Because low dietary calcium intake may accelerate bone loss, patients often are advised to increase their dietary intake of calcium. However, some patients may be unable to tolerate good calcium sources such as dairy products. We postulated that the calcium content of soups and stews could be increased by prolonged cooking with a beef bone. Three experiments were done to prove this theory: (1) a bone soup made with a beef bone and distilled water, cooked for 24 hours; (2) a bone-vegetable soup cooked the same way; and (3) a vegetable soup made the same way but without the bone. It was concluded that prolonged cooking of a bone in soup increases the calcium content of the soup when cooked at an acidic, but not at a neutral pH.
Rib vs femur(leg):
"more (p < 0.05) calcium was extracted from the rib bone at first, but that the amounts extracted remained constant thereafter until the end of the test ... Conversely, the amount of calcium extracted from the leg bone increased over time, therefore, at the 8th hour and thereafter, the amount extracted exceeded (p < 0.05) that extracted from the rib bone."
***So...if only cooking a short time if I want calcium I should use rib bone, but if I am boiling 8+hrs use leg bone as it seemingly has more calcium to give.***
"The amounts of magnesium from both broths increased over time, but those from the rib bone were significantly higher (p < 0.05) from the beginning until the 8th hour.
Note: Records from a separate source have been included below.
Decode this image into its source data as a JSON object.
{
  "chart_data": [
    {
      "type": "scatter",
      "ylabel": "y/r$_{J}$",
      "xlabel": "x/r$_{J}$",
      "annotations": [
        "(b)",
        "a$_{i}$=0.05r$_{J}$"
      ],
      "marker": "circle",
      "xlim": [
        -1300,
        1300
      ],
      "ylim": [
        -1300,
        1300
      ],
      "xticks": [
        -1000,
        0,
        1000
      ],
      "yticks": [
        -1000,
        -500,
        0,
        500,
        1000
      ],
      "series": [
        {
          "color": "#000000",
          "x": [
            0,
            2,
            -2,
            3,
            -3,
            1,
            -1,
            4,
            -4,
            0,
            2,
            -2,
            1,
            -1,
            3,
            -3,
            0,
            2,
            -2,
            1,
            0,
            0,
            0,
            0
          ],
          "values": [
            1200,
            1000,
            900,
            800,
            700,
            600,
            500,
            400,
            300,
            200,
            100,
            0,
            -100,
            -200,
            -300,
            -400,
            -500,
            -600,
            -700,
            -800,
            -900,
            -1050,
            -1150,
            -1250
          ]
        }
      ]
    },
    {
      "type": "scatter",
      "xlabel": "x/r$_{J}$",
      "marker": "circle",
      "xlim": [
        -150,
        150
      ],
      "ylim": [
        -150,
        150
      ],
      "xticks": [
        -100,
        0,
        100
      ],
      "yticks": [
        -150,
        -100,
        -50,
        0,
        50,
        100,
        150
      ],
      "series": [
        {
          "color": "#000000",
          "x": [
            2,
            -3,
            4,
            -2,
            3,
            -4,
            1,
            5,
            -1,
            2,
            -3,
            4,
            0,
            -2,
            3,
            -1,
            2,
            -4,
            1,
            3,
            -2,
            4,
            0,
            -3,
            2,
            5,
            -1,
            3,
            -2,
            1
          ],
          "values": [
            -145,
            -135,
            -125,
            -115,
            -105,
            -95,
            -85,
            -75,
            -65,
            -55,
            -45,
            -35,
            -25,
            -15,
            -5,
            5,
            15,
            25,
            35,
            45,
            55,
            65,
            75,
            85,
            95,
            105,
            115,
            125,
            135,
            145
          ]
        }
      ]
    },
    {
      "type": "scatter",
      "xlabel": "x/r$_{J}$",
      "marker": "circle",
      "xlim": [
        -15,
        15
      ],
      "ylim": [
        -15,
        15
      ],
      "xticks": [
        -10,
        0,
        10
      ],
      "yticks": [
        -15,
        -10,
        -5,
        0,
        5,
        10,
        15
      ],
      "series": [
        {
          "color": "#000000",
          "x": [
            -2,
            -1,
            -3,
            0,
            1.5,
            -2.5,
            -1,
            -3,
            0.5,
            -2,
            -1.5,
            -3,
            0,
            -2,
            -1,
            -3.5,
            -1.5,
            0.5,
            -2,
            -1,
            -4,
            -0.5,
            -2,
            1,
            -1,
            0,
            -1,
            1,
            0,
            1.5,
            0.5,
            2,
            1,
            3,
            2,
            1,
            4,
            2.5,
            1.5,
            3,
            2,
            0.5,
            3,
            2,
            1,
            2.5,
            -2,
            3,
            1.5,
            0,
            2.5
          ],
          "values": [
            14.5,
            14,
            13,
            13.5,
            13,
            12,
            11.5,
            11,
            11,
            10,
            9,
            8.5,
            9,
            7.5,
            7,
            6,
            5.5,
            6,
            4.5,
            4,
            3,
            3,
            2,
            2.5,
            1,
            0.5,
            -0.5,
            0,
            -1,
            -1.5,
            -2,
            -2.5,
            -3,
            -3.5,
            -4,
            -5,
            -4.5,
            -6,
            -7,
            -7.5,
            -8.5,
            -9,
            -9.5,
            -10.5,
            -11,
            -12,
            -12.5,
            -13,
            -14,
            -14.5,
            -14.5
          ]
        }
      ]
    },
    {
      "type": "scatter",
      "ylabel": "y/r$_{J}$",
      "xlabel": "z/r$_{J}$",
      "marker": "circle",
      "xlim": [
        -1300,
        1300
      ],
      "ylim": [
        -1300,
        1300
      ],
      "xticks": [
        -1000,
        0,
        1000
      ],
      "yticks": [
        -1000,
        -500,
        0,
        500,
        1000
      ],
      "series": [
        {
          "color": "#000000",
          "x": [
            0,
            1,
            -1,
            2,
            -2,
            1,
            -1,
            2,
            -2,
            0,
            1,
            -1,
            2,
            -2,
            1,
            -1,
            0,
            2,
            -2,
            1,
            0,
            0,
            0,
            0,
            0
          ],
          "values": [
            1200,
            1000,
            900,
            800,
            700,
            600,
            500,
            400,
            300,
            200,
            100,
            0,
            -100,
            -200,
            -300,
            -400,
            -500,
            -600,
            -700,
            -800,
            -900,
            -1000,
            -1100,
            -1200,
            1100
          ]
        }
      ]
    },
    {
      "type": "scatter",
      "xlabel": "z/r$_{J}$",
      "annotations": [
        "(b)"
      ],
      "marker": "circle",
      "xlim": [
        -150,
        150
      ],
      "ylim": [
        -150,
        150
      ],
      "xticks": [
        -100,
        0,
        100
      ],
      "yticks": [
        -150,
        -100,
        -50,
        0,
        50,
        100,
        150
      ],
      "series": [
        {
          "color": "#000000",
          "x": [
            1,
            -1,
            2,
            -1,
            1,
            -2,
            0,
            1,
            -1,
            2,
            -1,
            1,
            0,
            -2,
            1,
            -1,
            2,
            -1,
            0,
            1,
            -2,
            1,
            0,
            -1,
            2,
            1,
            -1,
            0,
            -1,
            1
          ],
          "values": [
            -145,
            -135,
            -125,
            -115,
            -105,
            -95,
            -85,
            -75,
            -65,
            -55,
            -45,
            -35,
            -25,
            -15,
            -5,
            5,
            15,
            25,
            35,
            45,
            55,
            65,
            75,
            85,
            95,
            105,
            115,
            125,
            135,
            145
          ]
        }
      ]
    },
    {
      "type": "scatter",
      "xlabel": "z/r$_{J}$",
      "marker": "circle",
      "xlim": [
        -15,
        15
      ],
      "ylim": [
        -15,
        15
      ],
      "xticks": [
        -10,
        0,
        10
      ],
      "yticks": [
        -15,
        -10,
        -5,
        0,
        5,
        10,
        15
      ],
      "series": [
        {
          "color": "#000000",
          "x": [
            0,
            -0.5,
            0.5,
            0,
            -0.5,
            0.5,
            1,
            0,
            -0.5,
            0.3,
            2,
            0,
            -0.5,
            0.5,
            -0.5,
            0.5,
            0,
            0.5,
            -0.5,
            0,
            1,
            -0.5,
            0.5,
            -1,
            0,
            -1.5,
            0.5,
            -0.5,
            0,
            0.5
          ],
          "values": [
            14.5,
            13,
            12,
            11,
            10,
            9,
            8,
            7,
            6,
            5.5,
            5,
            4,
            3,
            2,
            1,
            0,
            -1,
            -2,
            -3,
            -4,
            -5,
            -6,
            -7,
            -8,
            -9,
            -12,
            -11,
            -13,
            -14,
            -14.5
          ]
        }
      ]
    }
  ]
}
These discrepancies can be reasonably explained by the facts that the rib sample comprised three bone pieces, which had more contact surfaces for Ca and Mg extraction from the outer compact portion of the bone initially. However, leg bones are mainly composed of mineral matrix and thus can extract Ca and Mg constantly during cooking."
"Calcium supplements that are made from bonemeal (finely crushed bone) have a lead level in the range of a few to 10 μg/g, and some even contain cadmium (~2 μg/g) ."
Results: "Reducing the broth pH from 8.38 to 5.32 significantly (p < 0.05) increased Ca and Mg extraction by factors of 17.4 and 15.3, respectively. A long cooking time, > 8 h, yielded significantly higher (p < 0.05) Ca and Mg extraction than shorter cooking times. The extraction characteristics of metals, particularly Ca, Mg, Cu and Al, from the leg and rib bones differed. The between-species variations in extraction were larger than those of within-species."
Conclusion: "...Like increasing acidity and simmering time, as demonstrated herein, the dissolution of bone mineral has also been found to be positively associated with many other factors, such as temperature, surface area and agitation. Additionally, variation in bone tissue microstructure and mineral distribution across animal bones also affects the mineral levels available for extraction. Therefore, bone minerals that are extracted in broths may be affected by these factors and so be difficult to standardize. The calcium and magnesium levels in home-made or commercial broth/soup, according to the literature and current study, are no more than low tenths of a milligram per serving. These levels are generally a few percent of the DRIs, and so their contributions to daily Ca and Mg requirements are considered to be small. The heavy metals such as Pb and Cd that are present in commercial broth/soup were found herein to have concentrations in the range of a few micrograms per serving. Thus the hazard quotients are low and so the risks that are associated with ingestion of heavy metals from broth are considered minimal."